A GP who worked 'in a deprived area (where) it is very difficult to keep these people in line' won widespread support for his suggestion that patients should have to put down a deposit on an appointment. It would be refunded if they turned up.

Audience members were also broadly supportive of prescription charges and 'small' charges for visits to GPs. As one pensioner put it, 'anything that is free is not valued'.

Several went further and argued that people had a 'moral duty' to pay for their own care if they could afford it.

And there was considerable debate about the rights and wrongs of giving 'people going on African holidays' free injections, and giving 'bogus asylum seekers' the right to use the NHS. A younger Conservative Party member, Joseph McKenna, argued that it would be 'morally repugnant' to 'send people away again to die'.

At least one middle-aged woman was unsure. 'I am not a hard-hearted person,' she said. 'But we have to be realistic and ask where the money is going to come from.'

Summing up, Mr Hammond trod carefully, claiming that there were 'gangs of criminals' bringing false asylum seekers to Britain to 'get very expensive care'.
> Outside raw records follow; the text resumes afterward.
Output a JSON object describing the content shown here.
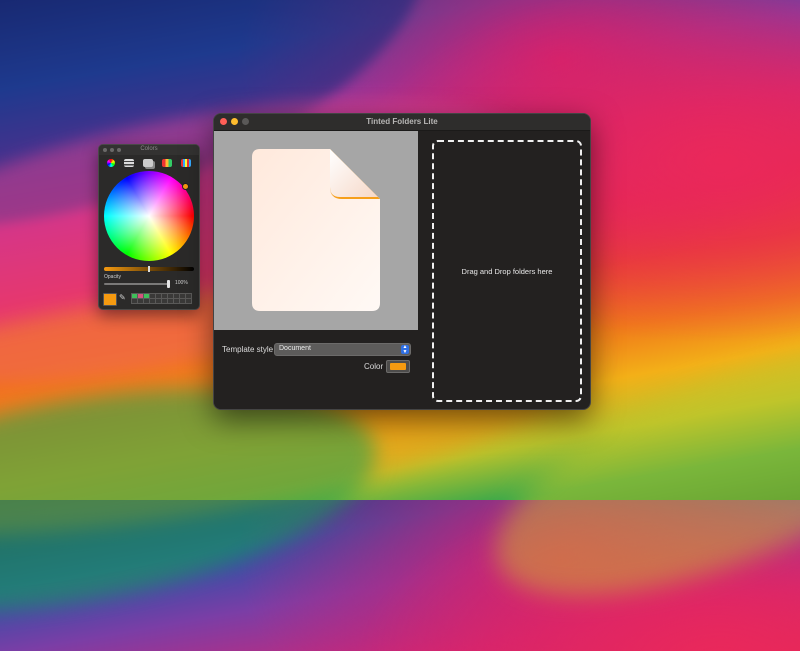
{
  "colors": {
    "selected": "#f59a10"
  },
  "colors_panel": {
    "title": "Colors",
    "modes": [
      "color-wheel-icon",
      "color-sliders-icon",
      "color-palettes-icon",
      "image-palettes-icon",
      "pencils-icon"
    ],
    "opacity_label": "Opacity",
    "opacity_value": "100%",
    "opacity_level": 1.0
  },
  "main_window": {
    "title": "Tinted Folders Lite",
    "template_style_label": "Template style",
    "template_style_value": "Document",
    "color_label": "Color",
    "drop_zone_text": "Drag and Drop folders here"
  }
}
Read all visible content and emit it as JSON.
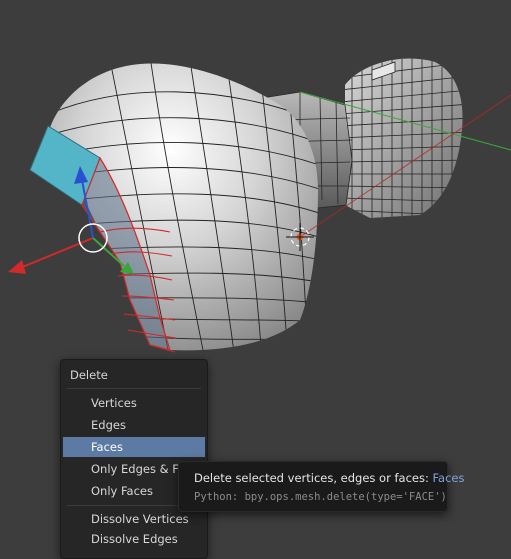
{
  "viewport": {
    "colors": {
      "background": "#3d3d3d",
      "mesh": "#c9c9c9",
      "selected_face": "#55b5c8",
      "selected_edge": "#d02a2a",
      "axis_x": "#d02a2a",
      "axis_y": "#3aa63a",
      "axis_z": "#2a4fd0"
    }
  },
  "delete_menu": {
    "title": "Delete",
    "items": [
      {
        "label": "Vertices"
      },
      {
        "label": "Edges"
      },
      {
        "label": "Faces",
        "active": true
      },
      {
        "label": "Only Edges & Faces"
      },
      {
        "label": "Only Faces"
      },
      {
        "label": "Dissolve Vertices"
      },
      {
        "label": "Dissolve Edges"
      }
    ]
  },
  "tooltip": {
    "description": "Delete selected vertices, edges or faces:",
    "value": "Faces",
    "python": "Python: bpy.ops.mesh.delete(type='FACE')"
  }
}
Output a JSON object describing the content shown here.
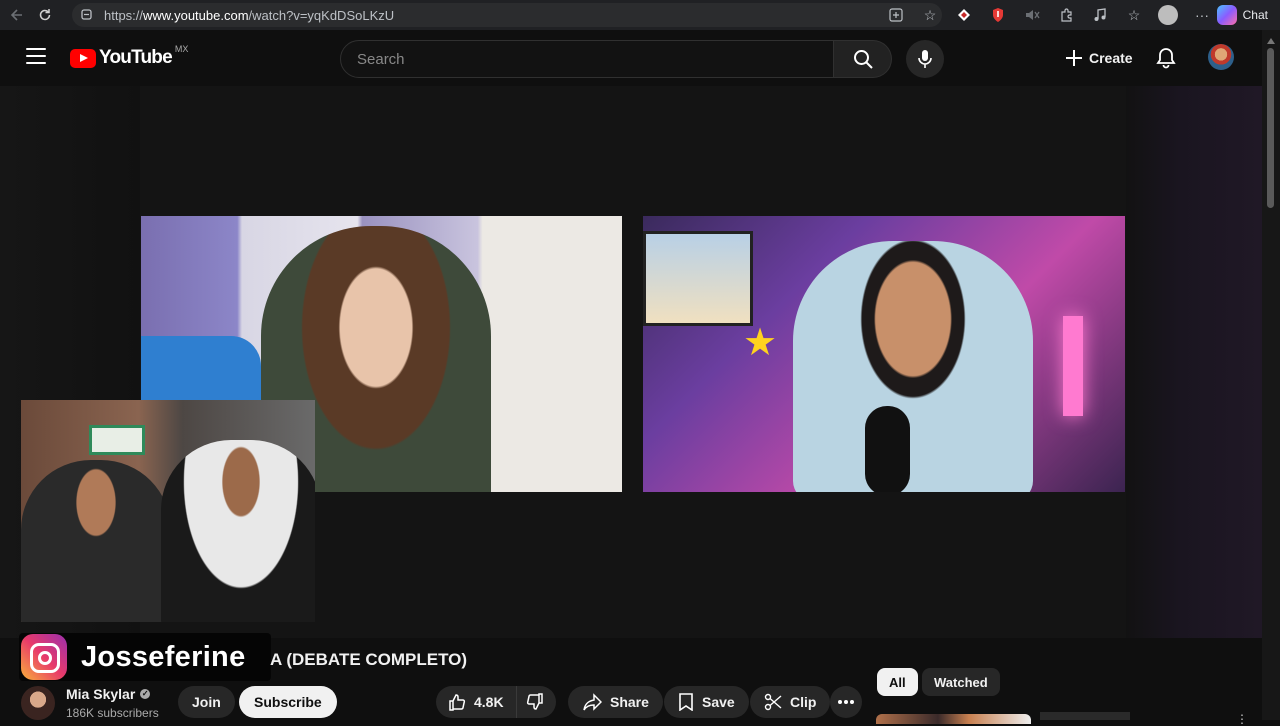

But he suggested it might make more sense to invest in preventive medicine in countries 'like Albania' than to 'open the gates to the few people who get here'.

He 'noted' other comments, arguing that PCGs were an 'artificial construct' that would not command the loyalty of the 'natural unit' of the GP practice, which Conservative thinking should focus on.

He also said he had been 'impressed' by European models for funding healthcare through compulsory, state-run insurance schemes.

'The problem with holding the debate in this country, is that we only know the US model, because we watch ER, quite frankly,' he said.

'We do not know about the systems in France or Germany, or how they are funded.'

The audience looked slightly baffled. But Mr Hammond assured them that 'meetings like this are very valuable' and made an important contribution to the debate.